I clicked on "My Mix," because the first song was one I'd listened to recently and liked enough to listen again and again, "Holland 1945" by Neutral Milk Hotel.
Next was "Let Go" by Frou Frou, and I like the soundtrack from the movie, "Garden State," and had been listening to it in the last few weeks.
Then something by Sufjan Stevens, his new "Carrie and Lowell," sour-sweet and haunting. Then OK Go's cover of the Pixies' "Gigantic," which I found by accident not long ago and listened to repeatedly.
Then it was "Let the Mystery Be," by Iris DeMent, helium-high and yelping.
"Huh!" I thought to myself at this point, "Someone else likes my varied choices in music."
I mean, I'm not the only one with an eclectic taste in music. It's just weird that the maker of "My Mix" has the same eclectic taste.
Kate Rusby is next in the mix, singing "The Wild Goose." OK, not so strange: She's a folk singer, in the same genre as DeMent. People who like Iris would like Kate. We're on a first-name basis.
Then comes a song by Jeff Buckley I hadn't heard before, but I like his aching version of "Hallelujah." Maybe this "My Mix" maker is a bigger Buckley fan than I. I let the song roll. Not bad.
Next is John Hartford. Hey, I love John Hartford! There's not enough of him on YouTube™®, nothing at all from his great album "Headin' Down into the Mystery Below." That's kind of a hard shift from Buckley to Hartford, but cool that this "My Mix" person likes them both.
Then Regina Spektor singing "How," and Missy Higgins singing "Everyone's Waiting," and Pink singing "Raise Your Glass." Some of my favorite songs lately, two of them melancholy and heavy with hope, the last a "Who cares what the world thinks?!" anthem.
Then Aaron Copland's "Appalachian Spring," my absolutely favorite piece of music.
OK, what's going on?
How could this anonymous YouTube®™ poster like almost all the music I do? It's possible, I guess, but so, so remote. What are the percentages?
Seriously, I want to know: What are the percentages?
Then it dawned on me.
"My Mix" is literally my music. Algorithms and software have remembered and aggregated the music I've listened to over time on YouTube®™; more algorithms and digital voodoo found similar songs, then threw them all together into a collection. Just for me.
Isn't it creepy?
No human particularly cares about my music choices — at least, I really hope no one cares — but some humans made it so a Web site would track my movements and regurgitate my choices for repeated consumption.
And pock the music choices with ads I might want to watch. For things I might want to buy.
At the same time, I notice facebook®™ has begun dredging up memories I posted from two years before. Memories that I no longer even remember. I guess I'm supposed to repost and regurgitate?

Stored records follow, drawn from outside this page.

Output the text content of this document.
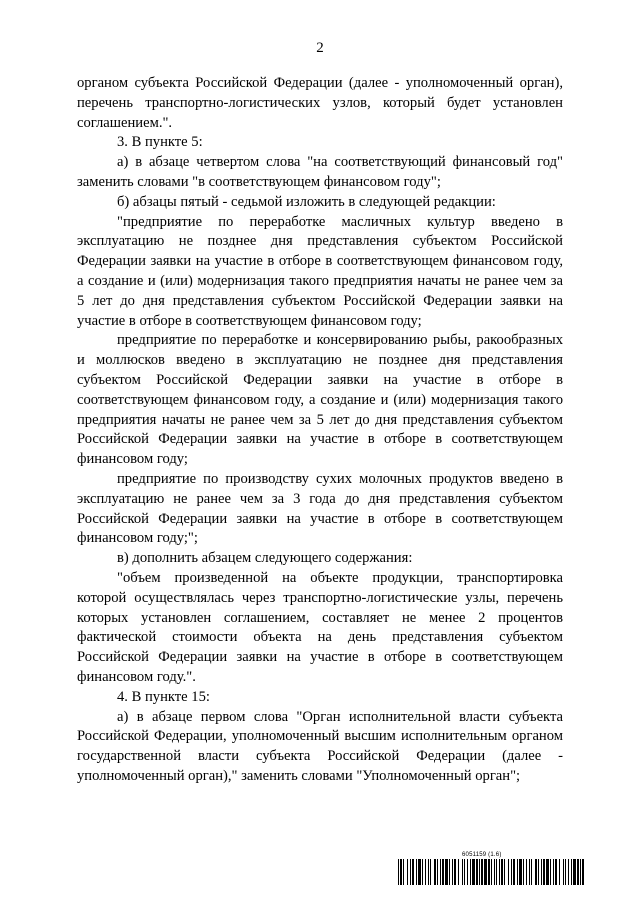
2

органом субъекта Российской Федерации (далее - уполномоченный орган), перечень транспортно-логистических узлов, который будет установлен соглашением.".

3. В пункте 5:

а) в абзаце четвертом слова "на соответствующий финансовый год" заменить словами "в соответствующем финансовом году";

б) абзацы пятый - седьмой изложить в следующей редакции:

"предприятие по переработке масличных культур введено в эксплуатацию не позднее дня представления субъектом Российской Федерации заявки на участие в отборе в соответствующем финансовом году, а создание и (или) модернизация такого предприятия начаты не ранее чем за 5 лет до дня представления субъектом Российской Федерации заявки на участие в отборе в соответствующем финансовом году;

предприятие по переработке и консервированию рыбы, ракообразных и моллюсков введено в эксплуатацию не позднее дня представления субъектом Российской Федерации заявки на участие в отборе в соответствующем финансовом году, а создание и (или) модернизация такого предприятия начаты не ранее чем за 5 лет до дня представления субъектом Российской Федерации заявки на участие в отборе в соответствующем финансовом году;

предприятие по производству сухих молочных продуктов введено в эксплуатацию не ранее чем за 3 года до дня представления субъектом Российской Федерации заявки на участие в отборе в соответствующем финансовом году;";

в) дополнить абзацем следующего содержания:

"объем произведенной на объекте продукции, транспортировка которой осуществлялась через транспортно-логистические узлы, перечень которых установлен соглашением, составляет не менее 2 процентов фактической стоимости объекта на день представления субъектом Российской Федерации заявки на участие в отборе в соответствующем финансовом году.".

4. В пункте 15:

а) в абзаце первом слова "Орган исполнительной власти субъекта Российской Федерации, уполномоченный высшим исполнительным органом государственной власти субъекта Российской Федерации (далее - уполномоченный орган)," заменить словами "Уполномоченный орган";

6051159 (1.6)
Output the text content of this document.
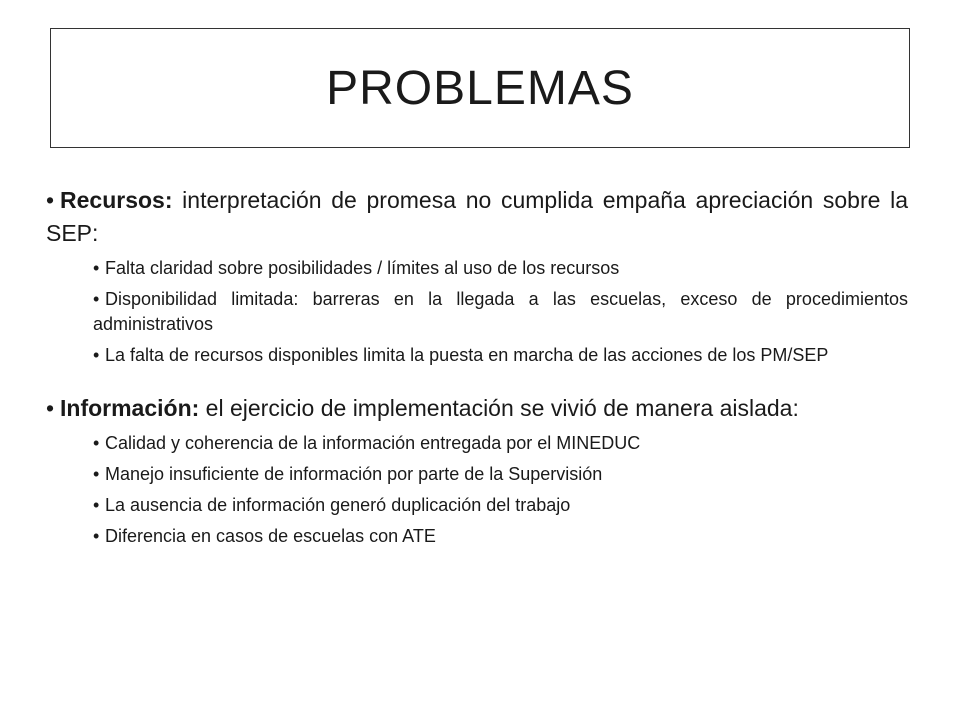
PROBLEMAS

• Recursos: interpretación de promesa no cumplida empaña apreciación sobre la SEP:

• Falta claridad sobre posibilidades / límites al uso de los recursos
• Disponibilidad limitada: barreras en la llegada a las escuelas, exceso de procedimientos administrativos
• La falta de recursos disponibles limita la puesta en marcha de las acciones de los PM/SEP

• Información: el ejercicio de implementación se vivió de manera aislada:

• Calidad y coherencia de la información entregada por el MINEDUC
• Manejo insuficiente de información por parte de la Supervisión
• La ausencia de información generó duplicación del trabajo
• Diferencia en casos de escuelas con ATE
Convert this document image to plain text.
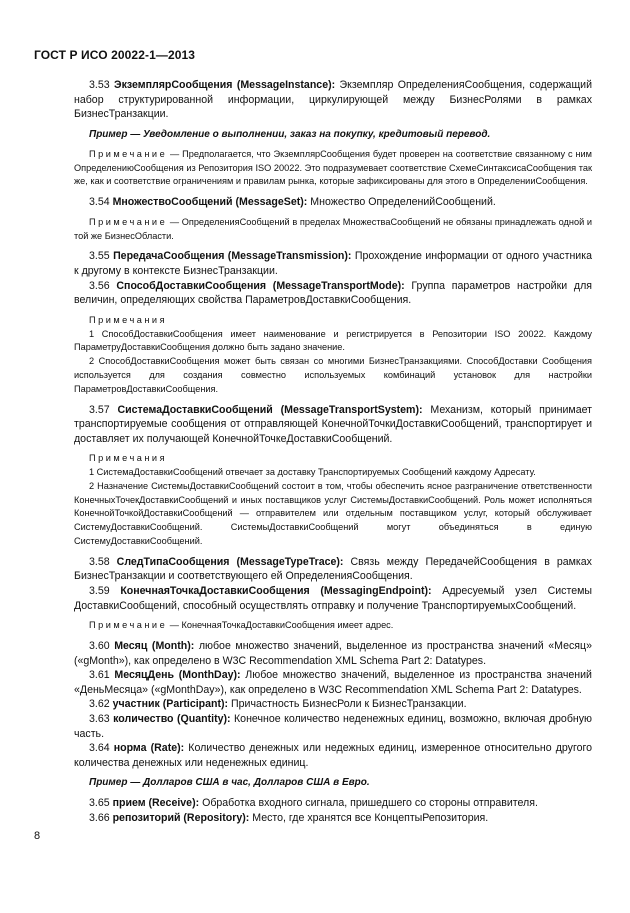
ГОСТ Р ИСО 20022-1—2013

3.53 ЭкземплярСообщения (MessageInstance): Экземпляр ОпределенияСообщения, содержащий набор структурированной информации, циркулирующей между БизнесРолями в рамках БизнесТранзакции.

Пример — Уведомление о выполнении, заказ на покупку, кредитовый перевод.

Примечание — Предполагается, что ЭкземплярСообщения будет проверен на соответствие связанному с ним ОпределениюСообщения из Репозитория ISO 20022. Это подразумевает соответствие СхемеСинтаксисаСообщения так же, как и соответствие ограничениям и правилам рынка, которые зафиксированы для этого в ОпределенииСообщения.

3.54 МножествоСообщений (MessageSet): Множество ОпределенийСообщений.

Примечание — ОпределенияСообщений в пределах МножестваСообщений не обязаны принадлежать одной и той же БизнесОбласти.

3.55 ПередачаСообщения (MessageTransmission): Прохождение информации от одного участника к другому в контексте БизнесТранзакции.

3.56 СпособДоставкиСообщения (MessageTransportMode): Группа параметров настройки для величин, определяющих свойства ПараметровДоставкиСообщения.

Примечания

1 СпособДоставкиСообщения имеет наименование и регистрируется в Репозитории ISO 20022. Каждому ПараметруДоставкиСообщения должно быть задано значение.

2 СпособДоставкиСообщения может быть связан со многими БизнесТранзакциями. СпособДоставки Сообщения используется для создания совместно используемых комбинаций установок для настройки ПараметровДоставкиСообщения.

3.57 СистемаДоставкиСообщений (MessageTransportSystem): Механизм, который принимает транспортируемые сообщения от отправляющей КонечнойТочкиДоставкиСообщений, транспортирует и доставляет их получающей КонечнойТочкеДоставкиСообщений.

Примечания

1 СистемаДоставкиСообщений отвечает за доставку Транспортируемых Сообщений каждому Адресату.

2 Назначение СистемыДоставкиСообщений состоит в том, чтобы обеспечить ясное разграничение ответственности КонечныхТочекДоставкиСообщений и иных поставщиков услуг СистемыДоставкиСообщений. Роль может исполняться КонечнойТочкойДоставкиСообщений — отправителем или отдельным поставщиком услуг, который обслуживает СистемуДоставкиСообщений. СистемыДоставкиСообщений могут объединяться в единую СистемуДоставкиСообщений.

3.58 СледТипаСообщения (MessageTypeTrace): Связь между ПередачейСообщения в рамках БизнесТранзакции и соответствующего ей ОпределенияСообщения.

3.59 КонечнаяТочкаДоставкиСообщения (MessagingEndpoint): Адресуемый узел Системы ДоставкиСообщений, способный осуществлять отправку и получение ТранспортируемыхСообщений.

Примечание — КонечнаяТочкаДоставкиСообщения имеет адрес.

3.60 Месяц (Month): любое множество значений, выделенное из пространства значений «Месяц» («gMonth»), как определено в W3C Recommendation XML Schema Part 2: Datatypes.

3.61 МесяцДень (MonthDay): Любое множество значений, выделенное из пространства значений «ДеньМесяца» («gMonthDay»), как определено в W3C Recommendation XML Schema Part 2: Datatypes.

3.62 участник (Participant): Причастность БизнесРоли к БизнесТранзакции.

3.63 количество (Quantity): Конечное количество неденежных единиц, возможно, включая дробную часть.

3.64 норма (Rate): Количество денежных или недежных единиц, измеренное относительно другого количества денежных или неденежных единиц.

Пример — Долларов США в час, Долларов США в Евро.

3.65 прием (Receive): Обработка входного сигнала, пришедшего со стороны отправителя.

3.66 репозиторий (Repository): Место, где хранятся все КонцептыРепозитория.

8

I guess I'm not supposed to creep out over the idea that something is putting my life into pigeonholes, never quite to go away, but to revisit me randomly, in a way that I suppose is meant to be friendly and helpful but really makes me want to look in the closet for hidden cameras.
I'm going for a walk now. Take no offense if I don't tell you where. I'm going to hum a secret song.